Aspen City Council eyes slamming brakes on development
The Aspen Times
The Aspen City Council will have a second and final reading today on an emergency ordinance banning new land-use applications in a select group of zoning districts.
The temporary moratorium, which would not apply to the city’s residential or lodging districts, would prohibit the filing of land-use applications in the commercial, service-commercial-industrial, neighborhood commercial and mixed-use zone districts.

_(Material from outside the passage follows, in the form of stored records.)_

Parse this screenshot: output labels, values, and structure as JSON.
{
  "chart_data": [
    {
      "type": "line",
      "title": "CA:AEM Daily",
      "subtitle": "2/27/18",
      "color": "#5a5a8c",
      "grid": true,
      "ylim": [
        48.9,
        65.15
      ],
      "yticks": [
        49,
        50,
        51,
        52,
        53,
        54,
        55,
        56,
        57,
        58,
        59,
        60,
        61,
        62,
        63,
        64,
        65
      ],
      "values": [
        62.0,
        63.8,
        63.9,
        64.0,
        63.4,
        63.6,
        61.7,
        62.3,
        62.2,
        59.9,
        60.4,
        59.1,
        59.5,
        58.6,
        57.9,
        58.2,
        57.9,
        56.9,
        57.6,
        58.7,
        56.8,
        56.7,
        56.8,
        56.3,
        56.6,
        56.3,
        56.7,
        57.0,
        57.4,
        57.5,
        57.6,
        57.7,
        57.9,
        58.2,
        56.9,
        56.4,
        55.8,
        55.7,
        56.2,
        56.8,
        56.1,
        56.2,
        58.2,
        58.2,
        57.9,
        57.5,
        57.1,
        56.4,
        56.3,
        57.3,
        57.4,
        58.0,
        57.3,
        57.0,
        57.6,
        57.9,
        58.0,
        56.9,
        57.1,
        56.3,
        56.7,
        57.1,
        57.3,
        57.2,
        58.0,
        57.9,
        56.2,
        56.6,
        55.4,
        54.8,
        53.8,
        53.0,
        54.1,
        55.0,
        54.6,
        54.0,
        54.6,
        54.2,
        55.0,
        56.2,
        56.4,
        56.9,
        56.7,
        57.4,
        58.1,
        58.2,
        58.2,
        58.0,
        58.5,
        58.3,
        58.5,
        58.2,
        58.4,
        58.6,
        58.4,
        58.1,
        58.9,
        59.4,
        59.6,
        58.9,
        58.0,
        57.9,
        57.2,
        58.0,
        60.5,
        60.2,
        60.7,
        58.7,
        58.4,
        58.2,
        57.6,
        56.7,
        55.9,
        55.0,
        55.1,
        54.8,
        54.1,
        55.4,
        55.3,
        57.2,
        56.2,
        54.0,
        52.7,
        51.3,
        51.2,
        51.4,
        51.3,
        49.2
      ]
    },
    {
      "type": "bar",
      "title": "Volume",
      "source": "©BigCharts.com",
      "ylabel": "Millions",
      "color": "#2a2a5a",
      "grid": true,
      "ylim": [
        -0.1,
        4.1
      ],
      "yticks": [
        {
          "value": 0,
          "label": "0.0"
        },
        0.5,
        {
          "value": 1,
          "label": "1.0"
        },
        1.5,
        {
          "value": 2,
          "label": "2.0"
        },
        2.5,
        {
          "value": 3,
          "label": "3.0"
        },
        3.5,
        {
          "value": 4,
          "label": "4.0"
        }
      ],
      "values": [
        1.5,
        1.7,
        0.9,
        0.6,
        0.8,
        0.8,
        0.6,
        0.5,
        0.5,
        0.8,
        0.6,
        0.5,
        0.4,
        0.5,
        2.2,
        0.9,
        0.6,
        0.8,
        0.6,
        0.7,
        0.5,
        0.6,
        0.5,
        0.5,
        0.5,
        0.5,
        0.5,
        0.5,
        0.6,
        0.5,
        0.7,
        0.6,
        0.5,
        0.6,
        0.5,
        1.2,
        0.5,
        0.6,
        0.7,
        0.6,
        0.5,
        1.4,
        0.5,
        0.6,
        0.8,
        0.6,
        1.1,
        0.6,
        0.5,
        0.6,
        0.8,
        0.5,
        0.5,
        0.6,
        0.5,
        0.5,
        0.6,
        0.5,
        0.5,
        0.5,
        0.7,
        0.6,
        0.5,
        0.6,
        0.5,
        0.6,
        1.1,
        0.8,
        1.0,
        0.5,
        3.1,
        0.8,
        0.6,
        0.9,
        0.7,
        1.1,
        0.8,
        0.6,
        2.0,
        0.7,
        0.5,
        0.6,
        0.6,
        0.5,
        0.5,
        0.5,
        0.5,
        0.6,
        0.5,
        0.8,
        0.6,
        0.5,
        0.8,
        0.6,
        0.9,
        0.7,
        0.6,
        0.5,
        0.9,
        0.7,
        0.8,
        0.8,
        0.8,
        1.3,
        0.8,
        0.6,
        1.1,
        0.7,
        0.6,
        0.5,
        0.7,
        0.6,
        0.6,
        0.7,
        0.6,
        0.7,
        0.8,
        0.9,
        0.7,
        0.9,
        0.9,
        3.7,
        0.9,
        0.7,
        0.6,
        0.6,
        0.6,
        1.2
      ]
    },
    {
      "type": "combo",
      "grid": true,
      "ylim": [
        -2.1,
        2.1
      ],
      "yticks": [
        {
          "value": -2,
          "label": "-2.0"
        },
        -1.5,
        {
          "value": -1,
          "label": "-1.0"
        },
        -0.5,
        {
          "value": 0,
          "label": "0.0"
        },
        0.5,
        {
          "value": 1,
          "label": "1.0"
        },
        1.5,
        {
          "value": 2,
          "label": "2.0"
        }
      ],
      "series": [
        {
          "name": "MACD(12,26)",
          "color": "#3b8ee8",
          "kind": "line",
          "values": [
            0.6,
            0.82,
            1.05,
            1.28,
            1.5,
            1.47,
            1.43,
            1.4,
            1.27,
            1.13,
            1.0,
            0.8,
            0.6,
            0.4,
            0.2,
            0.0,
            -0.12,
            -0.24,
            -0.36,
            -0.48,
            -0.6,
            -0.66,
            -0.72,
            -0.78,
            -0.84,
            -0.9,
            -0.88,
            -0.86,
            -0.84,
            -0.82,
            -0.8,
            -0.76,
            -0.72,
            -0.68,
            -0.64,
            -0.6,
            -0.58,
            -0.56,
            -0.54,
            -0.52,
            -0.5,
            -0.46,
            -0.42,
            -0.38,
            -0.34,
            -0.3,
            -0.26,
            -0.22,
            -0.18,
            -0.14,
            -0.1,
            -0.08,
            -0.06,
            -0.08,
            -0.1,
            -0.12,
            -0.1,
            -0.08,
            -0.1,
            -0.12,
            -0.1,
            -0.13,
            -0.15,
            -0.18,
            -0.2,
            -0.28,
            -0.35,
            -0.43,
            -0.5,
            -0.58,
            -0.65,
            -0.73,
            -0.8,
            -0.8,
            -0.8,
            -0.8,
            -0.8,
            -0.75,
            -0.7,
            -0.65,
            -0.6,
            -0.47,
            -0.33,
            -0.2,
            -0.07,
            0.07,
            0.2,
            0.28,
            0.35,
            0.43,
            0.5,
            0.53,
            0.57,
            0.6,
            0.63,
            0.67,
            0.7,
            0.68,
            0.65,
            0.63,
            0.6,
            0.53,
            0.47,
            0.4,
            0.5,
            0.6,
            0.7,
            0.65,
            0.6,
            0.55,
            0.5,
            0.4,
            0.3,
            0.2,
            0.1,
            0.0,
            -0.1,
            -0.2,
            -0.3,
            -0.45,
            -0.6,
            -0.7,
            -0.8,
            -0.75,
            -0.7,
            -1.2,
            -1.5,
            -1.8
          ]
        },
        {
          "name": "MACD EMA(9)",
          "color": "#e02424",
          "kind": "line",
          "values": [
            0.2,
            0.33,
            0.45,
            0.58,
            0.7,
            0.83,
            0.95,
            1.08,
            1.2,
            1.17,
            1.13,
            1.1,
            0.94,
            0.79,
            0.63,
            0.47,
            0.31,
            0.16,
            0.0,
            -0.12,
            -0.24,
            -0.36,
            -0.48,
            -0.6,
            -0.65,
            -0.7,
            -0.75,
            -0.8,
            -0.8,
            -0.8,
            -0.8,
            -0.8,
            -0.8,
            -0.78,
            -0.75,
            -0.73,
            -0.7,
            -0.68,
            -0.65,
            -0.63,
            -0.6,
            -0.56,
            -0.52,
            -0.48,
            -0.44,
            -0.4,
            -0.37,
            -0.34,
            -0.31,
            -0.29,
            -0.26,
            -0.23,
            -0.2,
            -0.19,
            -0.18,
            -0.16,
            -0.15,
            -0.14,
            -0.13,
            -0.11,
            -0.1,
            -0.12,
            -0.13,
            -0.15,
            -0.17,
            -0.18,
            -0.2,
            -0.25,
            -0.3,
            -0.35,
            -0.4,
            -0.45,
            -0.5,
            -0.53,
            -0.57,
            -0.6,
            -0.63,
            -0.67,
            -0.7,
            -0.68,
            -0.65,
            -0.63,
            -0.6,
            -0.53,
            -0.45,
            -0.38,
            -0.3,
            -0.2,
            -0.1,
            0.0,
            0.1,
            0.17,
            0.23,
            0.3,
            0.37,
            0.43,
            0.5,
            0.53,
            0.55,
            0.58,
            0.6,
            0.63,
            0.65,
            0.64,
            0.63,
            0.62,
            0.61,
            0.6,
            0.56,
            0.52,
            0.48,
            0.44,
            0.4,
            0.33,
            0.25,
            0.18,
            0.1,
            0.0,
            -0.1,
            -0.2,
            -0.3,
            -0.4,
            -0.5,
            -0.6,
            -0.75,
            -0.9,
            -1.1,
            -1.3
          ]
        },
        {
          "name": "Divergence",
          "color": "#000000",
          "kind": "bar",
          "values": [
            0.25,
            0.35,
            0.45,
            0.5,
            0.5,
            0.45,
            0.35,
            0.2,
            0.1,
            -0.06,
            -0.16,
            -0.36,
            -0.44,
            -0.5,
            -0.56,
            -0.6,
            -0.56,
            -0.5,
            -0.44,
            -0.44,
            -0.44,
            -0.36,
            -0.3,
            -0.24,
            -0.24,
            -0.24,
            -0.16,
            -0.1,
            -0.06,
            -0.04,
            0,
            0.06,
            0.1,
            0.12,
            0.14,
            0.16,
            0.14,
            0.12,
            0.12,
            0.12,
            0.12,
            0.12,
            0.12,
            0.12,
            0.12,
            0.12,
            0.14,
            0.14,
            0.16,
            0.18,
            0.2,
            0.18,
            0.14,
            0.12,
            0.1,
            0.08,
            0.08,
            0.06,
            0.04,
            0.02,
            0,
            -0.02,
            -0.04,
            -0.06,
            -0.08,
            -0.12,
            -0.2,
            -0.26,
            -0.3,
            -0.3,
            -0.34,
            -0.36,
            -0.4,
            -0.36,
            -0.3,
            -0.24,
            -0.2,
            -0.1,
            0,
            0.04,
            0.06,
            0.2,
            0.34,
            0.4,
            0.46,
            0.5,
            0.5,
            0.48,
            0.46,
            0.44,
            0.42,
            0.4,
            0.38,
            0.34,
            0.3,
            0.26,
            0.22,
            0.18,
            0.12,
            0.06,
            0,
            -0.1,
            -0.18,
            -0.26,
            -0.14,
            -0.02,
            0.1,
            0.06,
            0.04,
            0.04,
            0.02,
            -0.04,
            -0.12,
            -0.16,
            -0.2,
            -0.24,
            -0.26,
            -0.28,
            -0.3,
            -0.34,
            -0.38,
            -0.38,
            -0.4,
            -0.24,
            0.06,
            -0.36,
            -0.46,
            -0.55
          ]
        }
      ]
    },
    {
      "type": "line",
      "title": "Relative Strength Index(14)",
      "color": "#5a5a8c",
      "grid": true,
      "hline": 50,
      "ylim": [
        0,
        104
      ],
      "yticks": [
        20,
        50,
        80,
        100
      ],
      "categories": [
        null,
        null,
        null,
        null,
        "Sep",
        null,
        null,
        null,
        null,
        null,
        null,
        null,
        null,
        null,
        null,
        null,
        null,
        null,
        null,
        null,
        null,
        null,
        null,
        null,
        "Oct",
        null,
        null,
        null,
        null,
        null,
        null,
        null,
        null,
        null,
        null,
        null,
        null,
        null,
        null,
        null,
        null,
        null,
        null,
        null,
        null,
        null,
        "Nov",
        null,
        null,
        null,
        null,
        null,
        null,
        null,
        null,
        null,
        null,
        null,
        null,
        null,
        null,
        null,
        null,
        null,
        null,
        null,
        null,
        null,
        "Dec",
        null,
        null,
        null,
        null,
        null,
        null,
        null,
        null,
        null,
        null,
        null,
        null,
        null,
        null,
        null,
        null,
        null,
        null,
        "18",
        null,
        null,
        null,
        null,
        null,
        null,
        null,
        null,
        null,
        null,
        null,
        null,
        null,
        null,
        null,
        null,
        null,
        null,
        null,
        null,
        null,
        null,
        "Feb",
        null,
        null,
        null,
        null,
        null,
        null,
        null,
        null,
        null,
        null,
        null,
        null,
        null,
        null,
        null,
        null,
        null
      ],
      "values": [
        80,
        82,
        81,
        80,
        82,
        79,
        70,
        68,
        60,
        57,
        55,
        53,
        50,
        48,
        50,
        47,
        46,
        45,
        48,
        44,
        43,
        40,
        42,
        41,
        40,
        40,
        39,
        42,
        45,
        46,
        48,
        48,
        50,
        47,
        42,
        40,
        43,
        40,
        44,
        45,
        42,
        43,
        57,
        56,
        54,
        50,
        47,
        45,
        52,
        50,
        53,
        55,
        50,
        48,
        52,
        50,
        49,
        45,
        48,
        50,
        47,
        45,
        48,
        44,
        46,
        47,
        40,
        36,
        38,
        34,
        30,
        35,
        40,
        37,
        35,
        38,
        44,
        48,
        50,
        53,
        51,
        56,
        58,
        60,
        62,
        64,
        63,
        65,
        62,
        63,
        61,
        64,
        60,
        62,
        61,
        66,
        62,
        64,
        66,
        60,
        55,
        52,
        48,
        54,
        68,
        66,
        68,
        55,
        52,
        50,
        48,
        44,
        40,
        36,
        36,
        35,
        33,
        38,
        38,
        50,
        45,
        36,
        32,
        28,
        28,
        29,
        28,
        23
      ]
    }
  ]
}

The council voted 5-0 on first reading at its Monday meeting. Because it is an emergency ordinance, it goes to a final reading tonight at City Council Chambers, located in the basement of City Hall. The council will entertain the ordinance no later than 5 p.m.; a work session regarding other matters starts at 4. Approval of the ordinance would make it effective immediately.
Community Development Director Jessica Garrow said the moratorium also would apply to any expansion of net leasable space, but there are a few loopholes.

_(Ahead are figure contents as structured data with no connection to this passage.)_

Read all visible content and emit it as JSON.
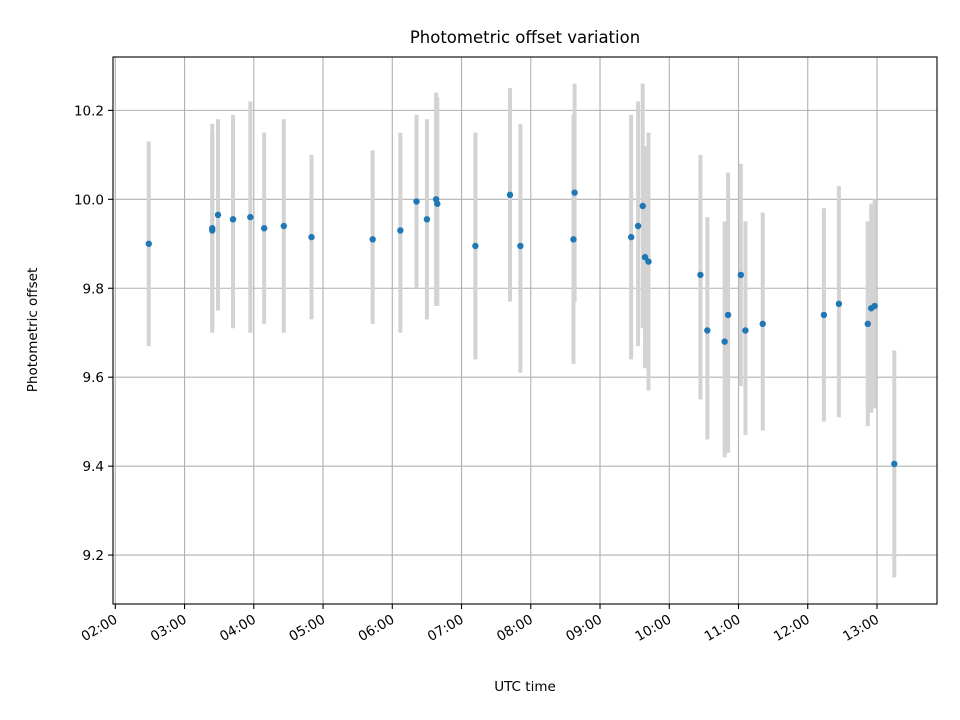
{
  "chart_data": {
    "type": "scatter",
    "title": "Photometric offset variation",
    "xlabel": "UTC time",
    "ylabel": "Photometric offset",
    "x_ticks": [
      "02:00",
      "03:00",
      "04:00",
      "05:00",
      "06:00",
      "07:00",
      "08:00",
      "09:00",
      "10:00",
      "11:00",
      "12:00",
      "13:00"
    ],
    "y_ticks": [
      "9.2",
      "9.4",
      "9.6",
      "9.8",
      "10.0",
      "10.2"
    ],
    "xlim": [
      "01:58",
      "13:52"
    ],
    "ylim": [
      9.09,
      10.32
    ],
    "grid": true,
    "colors": {
      "points": "#1f77b4",
      "errorbars": "#d3d3d3",
      "grid": "#b0b0b0"
    },
    "series": [
      {
        "points": [
          {
            "x": "02:29",
            "y": 9.9,
            "ylow": 9.67,
            "yhigh": 10.13
          },
          {
            "x": "03:24",
            "y": 9.93,
            "ylow": 9.7,
            "yhigh": 10.17
          },
          {
            "x": "03:24",
            "y": 9.935,
            "ylow": 9.71,
            "yhigh": 10.15
          },
          {
            "x": "03:29",
            "y": 9.965,
            "ylow": 9.75,
            "yhigh": 10.18
          },
          {
            "x": "03:42",
            "y": 9.955,
            "ylow": 9.71,
            "yhigh": 10.19
          },
          {
            "x": "03:57",
            "y": 9.96,
            "ylow": 9.7,
            "yhigh": 10.22
          },
          {
            "x": "04:09",
            "y": 9.935,
            "ylow": 9.72,
            "yhigh": 10.15
          },
          {
            "x": "04:26",
            "y": 9.94,
            "ylow": 9.7,
            "yhigh": 10.18
          },
          {
            "x": "04:50",
            "y": 9.915,
            "ylow": 9.73,
            "yhigh": 10.1
          },
          {
            "x": "05:43",
            "y": 9.91,
            "ylow": 9.72,
            "yhigh": 10.11
          },
          {
            "x": "06:07",
            "y": 9.93,
            "ylow": 9.7,
            "yhigh": 10.15
          },
          {
            "x": "06:21",
            "y": 9.995,
            "ylow": 9.8,
            "yhigh": 10.19
          },
          {
            "x": "06:30",
            "y": 9.955,
            "ylow": 9.73,
            "yhigh": 10.18
          },
          {
            "x": "06:38",
            "y": 10.0,
            "ylow": 9.76,
            "yhigh": 10.24
          },
          {
            "x": "06:39",
            "y": 9.99,
            "ylow": 9.76,
            "yhigh": 10.23
          },
          {
            "x": "07:12",
            "y": 9.895,
            "ylow": 9.64,
            "yhigh": 10.15
          },
          {
            "x": "07:42",
            "y": 10.01,
            "ylow": 9.77,
            "yhigh": 10.25
          },
          {
            "x": "07:51",
            "y": 9.895,
            "ylow": 9.61,
            "yhigh": 10.17
          },
          {
            "x": "08:37",
            "y": 9.91,
            "ylow": 9.63,
            "yhigh": 10.19
          },
          {
            "x": "08:38",
            "y": 10.015,
            "ylow": 9.77,
            "yhigh": 10.26
          },
          {
            "x": "09:27",
            "y": 9.915,
            "ylow": 9.64,
            "yhigh": 10.19
          },
          {
            "x": "09:33",
            "y": 9.94,
            "ylow": 9.67,
            "yhigh": 10.22
          },
          {
            "x": "09:37",
            "y": 9.985,
            "ylow": 9.71,
            "yhigh": 10.26
          },
          {
            "x": "09:39",
            "y": 9.87,
            "ylow": 9.62,
            "yhigh": 10.12
          },
          {
            "x": "09:42",
            "y": 9.86,
            "ylow": 9.57,
            "yhigh": 10.15
          },
          {
            "x": "10:27",
            "y": 9.83,
            "ylow": 9.55,
            "yhigh": 10.1
          },
          {
            "x": "10:33",
            "y": 9.705,
            "ylow": 9.46,
            "yhigh": 9.96
          },
          {
            "x": "10:48",
            "y": 9.68,
            "ylow": 9.42,
            "yhigh": 9.95
          },
          {
            "x": "10:51",
            "y": 9.74,
            "ylow": 9.43,
            "yhigh": 10.06
          },
          {
            "x": "11:02",
            "y": 9.83,
            "ylow": 9.58,
            "yhigh": 10.08
          },
          {
            "x": "11:06",
            "y": 9.705,
            "ylow": 9.47,
            "yhigh": 9.95
          },
          {
            "x": "11:21",
            "y": 9.72,
            "ylow": 9.48,
            "yhigh": 9.97
          },
          {
            "x": "12:14",
            "y": 9.74,
            "ylow": 9.5,
            "yhigh": 9.98
          },
          {
            "x": "12:27",
            "y": 9.765,
            "ylow": 9.51,
            "yhigh": 10.03
          },
          {
            "x": "12:52",
            "y": 9.72,
            "ylow": 9.49,
            "yhigh": 9.95
          },
          {
            "x": "12:55",
            "y": 9.755,
            "ylow": 9.52,
            "yhigh": 9.99
          },
          {
            "x": "12:58",
            "y": 9.76,
            "ylow": 9.53,
            "yhigh": 10.0
          },
          {
            "x": "13:15",
            "y": 9.405,
            "ylow": 9.15,
            "yhigh": 9.66
          }
        ]
      }
    ]
  }
}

“If mechanical or efficiency equipment were being replaced or added to a building, … those would be allowed to proceed under the current code,” she told the council.
Interior remodels, so long as they don’t include expansion, also wouldn’t be affected, she said.
Additionally, active land-use applications would not be impacted by the moratorium.
Council members didn’t say much about the moratorium; they’ll reserve their comments for tonight’s hearing.
But they did note that the idea had surfaced in October, and hitting the pause button on development will give them and staff members time to match the land-use code with the Aspen Area Community Plan.
The Community Plan is a summarization of Aspen residents’ views and philosophies toward how the town should be — including building sizes, housing the local workforce and transportation, among other issues.
But it is legally nonbinding and oftentimes at odds with the land-use code.
“Basically, we are examining our land-use code because of issues that have arisen attempting to align the land-use code with the vision expressed in the Aspen Area Community Plan,” Mayor Steve Skadron said, adding that the emergency aspect of the ordinance is to “prevent a rush of (land-use) applications based on the code as it exists.”
Matching the land-use code with the Aspen Area Community Plan is one of the City Council’s top 10 goals for 2016.
Councilman Adam Frisch said the idea emerged at a work session in October. In a statement he plans to read at tonight’s special meeting, Frisch said that he noted at the October work session that “any land-use changes we make are already five years behind March of 2016, as that is about how many approved applications are in the pipeline. … So, as we sit here in the start of 2016, I think if our community needs to make any possible land use changes, the prism must be based on the assumed built environment of 2021. If we do not act tonight and, sadly, through the use of the emergency ordinance process, we will be yet another five years behind the pipeline, thus we will spend 2016 talking about what do we want Aspen to look like after 2026.”